Le sens pour un enseignant en tous cas, c’est d’abord celui de son attachement à sa discipline et le plaisir de transmettre les savoirs dans toute leur diversité aux élèves. Or, justement, reléguer les contenus disciplinaires à l’arrière plan c’est supprimer tout ce qui en fait le sens. C’est creuser un peu plus l’écart entre les attentes de l’institution et l’idée que nous nous faisons du métier, du travail bien fait, celui qui est à mener chaque jour dans nos classes avec les élèves.
Des économies budgétaires au mépris de la réalité du métier, quitte ensuite à déplorer le déficit d’image de celui-ci auprès des étudiants, candidats potentiels aux concours ? N’est-ce pas exactement cette logique qui a prévalu pour placer à temps complet en responsabilité devant les élèves nos collègues CPE et enseignants stagiaires ? Très récemment, le Conseil d’État, saisi par le SNES, a annulé en partie l’arrêté du 12 mai 2010 définissant les compétences à acquérir par les enseignants et CPE stagiaires – au motif que le ministre n’était pas compétent pour abroger seul ce cahier des charges – et rétabli de fait comme texte de référence le précédent arrêté (2006) qui fixait notamment les conditions de l’alternance entre activités de formation à l’IUFM et quotité de stage en responsabilité.

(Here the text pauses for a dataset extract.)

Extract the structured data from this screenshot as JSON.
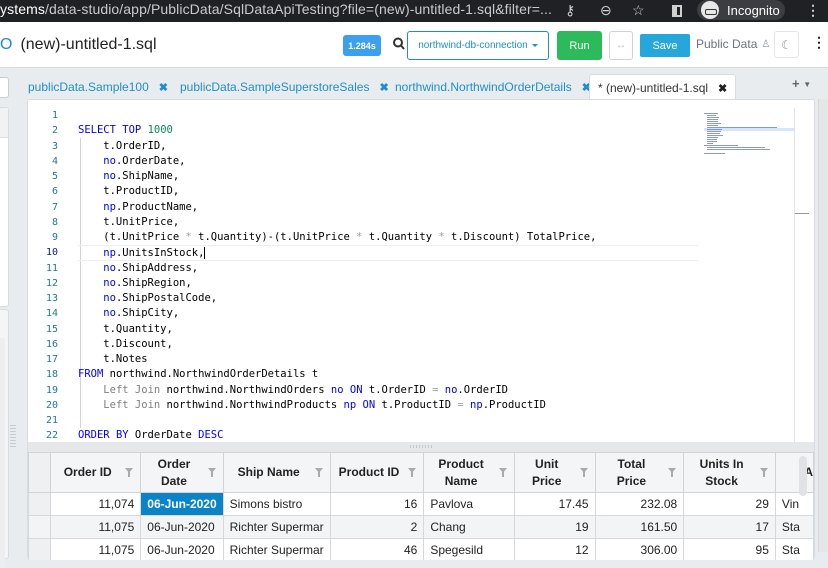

Nous vous avons interrogé aussitôt, Monsieur le Recteur, sur les mesures à prendre pour se mettre en conformité avec le texte de référence de 2006 – qui prévoit un service devant élèves à mi-temps et une formation professionnelle en alternance sur l’autre mi-temps.
La situation faite aux enseignants et CPE stagiaires depuis la rentrée 2010 n’est pas tenable, et le ministre doit ouvrir immédiatement des discussions pour remettre à plat la réforme dite de Mastérisation. Le SNES qui s’est prononcé pour l’élévation des qualifications au niveau Master 2 à l’entrée de nos métiers continuera de combattre la suppression de la formation professionnelle après réussite au concours et les affectations à temps plein devant les élèves.
Des enseignants sans formation professionnelle initiale ou continue, qui ne seraient plus évalués sur leurs compétences pédagogiques et disciplinaires : comment le système éducatif français pourrait-il s’en trouver amélioré ?
Les collègues répondront à cette question en étant majoritairement en grève le 15 décembre.
Monsieur le recteur, mesdames, messieurs, nous vous remercions de votre attention.